Desainer Merdi Sihombing berbagi cerita tentang perjuangan dan kiprahnya untuk fesyen berkelanjutan sembari mendorong pemberdayaan perempuan.

Merdi Sihombing: Merajut Wastra, Merangkul Manusia, Merawat Bumi
Header diajeng Profil Desainer Merdi Sihombing. tirto.id/Quita

tirto.id - Lincah, penuh semangat, dan bergairah.

Jika ada sederet karakter yang dapat merangkum sosok Merdi Sihombing, mungkin itulah yang paling mendekati.

Energi positif dan cara pandang Merdi yang optimis terhadap dunia pun dapat menular dengan cepat pada siapapun yang berada di sekitarnya.

Desainer fesyen dan tekstil adat ini tengah bersukacita merayakan 25 tahun perjalanan kariernya melalui pameran bertajuk The Flying Cloth yang berlangsung sejak 11 sampai 24 November lalu di Museum Nasional Indonesia, Jakarta.

Selain menampilkan instalasi koleksi wastranya yang memukau, pameran juga dimeriahkan dengan fashion showcase, sesi workshop, penampilan musik tradisional gondang, pemutaran film fesyen, dan berbagai seminar serta diskusi kreatif.

Pekerja kreatif yang lekat dengan kreasi tenun khas Batak Ulos berprinsip eco-fashion ini sudah memukau dunia melalui sederet pagelaran bergengsi, di antaranya Eco Fashion Week Australia, Independent London Fashion Week Designer's Association (ILFWDA), TRESemme Bangladesh Fashion Wee, New York Fashion Week, dan Indigenous Fashion Arts Festival Toronto.

Karya-karya Merdi pernah pula ditampilkan di Berlin dan Belgia. Baru saja, tanggal 22 November lalu, Merdi menampilkan pagelaran yang berkolaborasi dengan desainer Filipino, Renee Talud, di Manila.

Mengenal Sosok Merdi Muda

Merdi yang lahir dan tumbuh remaja di Kota Medan sudah memupuk minat di dunia kreatif sedari kecil. Kegemarannya bernyanyi, menari, bermain teater, melukis, sampai olahraga.

Selain pernah tampil sebagai penyanyi cilik di TVRI, Merdi remaja juga memenangkan Bintang Radio, ajang pencarian bakat menyanyi dari RRI.

“Saya mau jadi orang terkenal,” tekad Merdi sedari kecil.

Setamat SMA, kala usianya masih 16 tahun, Merdi memutuskan bertolak ke gemerlap kota besar Jakarta.

Tanpa keluarga maupun seorang pun kenalan di sana, Merdi mantap menumpang kapal barang menuju Tanjung Priok hanya bermodalkan uang Rp75.000 di saku hasil dari menang lomba menyanyi.

Di Jakarta, Merdi sempat berkuliah Sastra Jepang di Universitas Indonesia.

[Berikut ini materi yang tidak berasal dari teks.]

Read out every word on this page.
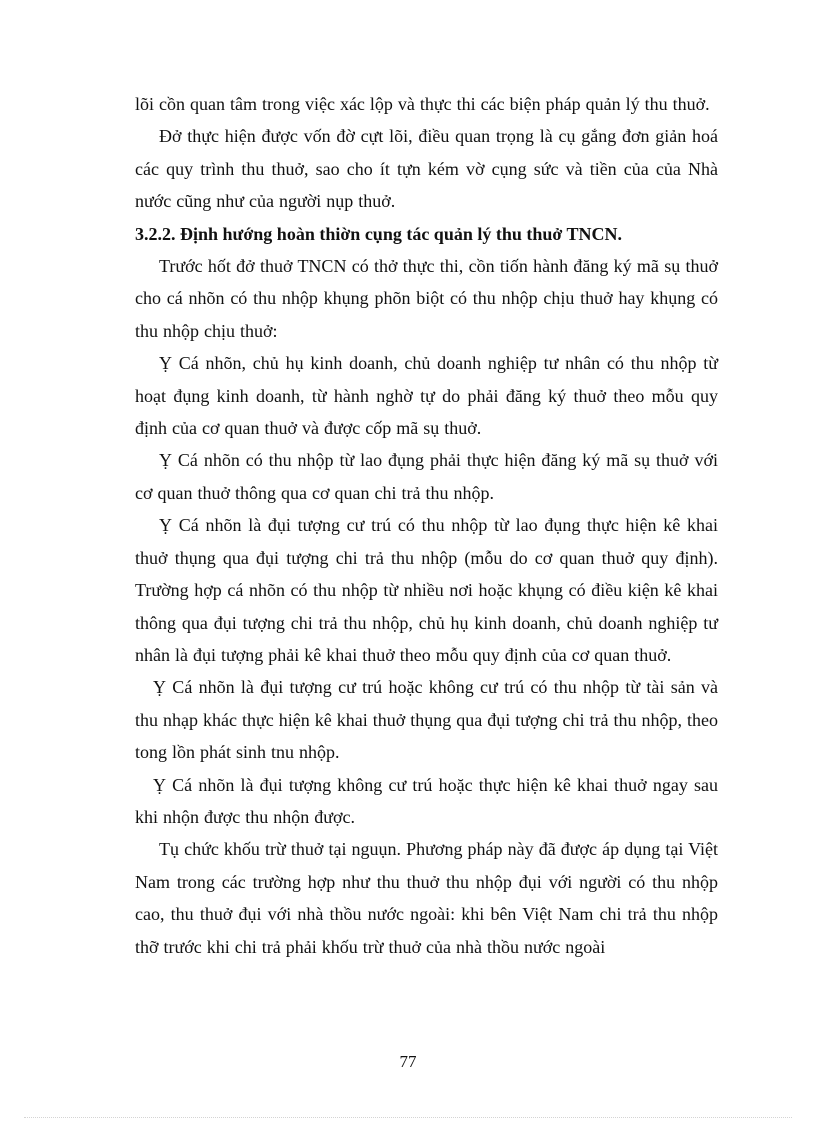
lõi cồn quan tâm trong việc xác lộp và thực thi các biện pháp quản lý thu thuở.

Đở thực hiện được vốn đờ cựt lõi, điều quan trọng là cụ gắng đơn giản hoá các quy trình thu thuở, sao cho ít tựn kém vờ cụng sức và tiền của của Nhà nước cũng như của người nụp thuở.

3.2.2. Định hướng hoàn thiờn cụng tác quản lý thu thuở TNCN.

Trước hốt đở thuở TNCN có thở thực thi, cồn tiốn hành đăng ký mã sụ thuở cho cá nhõn có thu nhộp khụng phõn biột có thu nhộp chịu thuở hay khụng có thu nhộp chịu thuở:

Ỵ Cá nhõn, chủ hụ kinh doanh, chủ doanh nghiệp tư nhân có thu nhộp từ hoạt đụng kinh doanh, từ hành nghờ tự do phải đăng ký thuở theo mỗu quy định của cơ quan thuở và được cốp mã sụ thuở.

Ỵ Cá nhõn có thu nhộp từ lao đụng phải thực hiện đăng ký mã sụ thuở với cơ quan thuở thông qua cơ quan chi trả thu nhộp.

Ỵ Cá nhõn là đụi tượng cư trú có thu nhộp từ lao đụng thực hiện kê khai thuở thụng qua đụi tượng chi trả thu nhộp (mỗu do cơ quan thuở quy định). Trường hợp cá nhõn có thu nhộp từ nhiều nơi hoặc khụng có điều kiện kê khai thông qua đụi tượng chi trả thu nhộp, chủ hụ kinh doanh, chủ doanh nghiệp tư nhân là đụi tượng phải kê khai thuở theo mỗu quy định của cơ quan thuở.

Ỵ Cá nhõn là đụi tượng cư trú hoặc không cư trú có thu nhộp từ tài sản và thu nhạp khác thực hiện kê khai thuở thụng qua đụi tượng chi trả thu nhộp, theo tong lồn phát sinh tnu nhộp.

Ỵ Cá nhõn là đụi tượng không cư trú hoặc thực hiện kê khai thuở ngay sau khi nhộn được thu nhộn được.

Tụ chức khốu trừ thuở tại nguụn. Phương pháp này đã được áp dụng tại Việt Nam trong các trường hợp như thu thuở thu nhộp đụi với người có thu nhộp cao, thu thuở đụi với nhà thồu nước ngoài: khi bên Việt Nam chi trả thu nhộp thỡ trước khi chi trả phải khốu trừ thuở của nhà thồu nước ngoài

77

Namun, menyadari kebutuhan perkuliahan yang tidak murah, Merdi merasa perlu untuk menimbang alternatif lain.

“Saya nggak punya duit. Orang tua saya susah. Jadi saya harus realistis,” terangnya.

Merdi memutuskan untuk bekerja. Sesuai minat dan bakatnya, ia menyanyi di kafe dan membawakan lagu-lagu jazz di berbagai klub musik.

Seiring itu, Merdi memiliki prinsip untuk selektif dalam bergaul. Lingkaran pertemanannya perlahan meluas ke jaringan yang berdedikasi di dunia seni dan fesyen.

Tanpa disengaja, dirinya dipertemukan dengan adik dari desainer kenamaan Chossy Latu. Dari situlah, Merdi mendapatkan tawaran untuk menjadi asisten Chossy.

Setelah sekian waktu bekerja dengan Chossy, Merdi mulai mempertimbangkan untuk lebih serius dalam menekuni fesyen.

“Akhirnya saya memutuskan untuk sekolah di Bunka School of Fashion,” jelas Merdi.

Tanpa Merdi sangka, dukungan untuk pendidikannya kala itu datang dari salah satu kawan baiknya, Tantyo Adji, putra Wakil Presiden RI Soedharmono (1988-93).

Sembari bersekolah, Merdi aktif berpartisipasi di kompetisi menyanyi. Di berbagai kesempatan itulah, ia berjumpa dan berkenalan di antaranya dengan Titi DJ, Ruth Sahanaya, Yuni Shara—figur penyanyi besar yang kala itu masih merintis kariernya.

“Mereka jadi tahu kalau saya mendesain baju dan minta dibuatkan baju. Ya itulah yang membuat jalan saya cenderung lebih mulus untuk bisa take off sebagai desainer. Kami memulai pertemanan saat kami sama-sama mengawali karier bersama,” kenang Merdi.

Jalan Terang Menuju Dunia Fesyen

Seiring waktu berlalu, Merdi ingin mencoba tantangan baru.

“Bukan hanya mendesain pakaian untuk klien, saya juga mau jadi pembicara, saya ingin disponsori untuk ke pergi luar negeri,” pikir Merdi.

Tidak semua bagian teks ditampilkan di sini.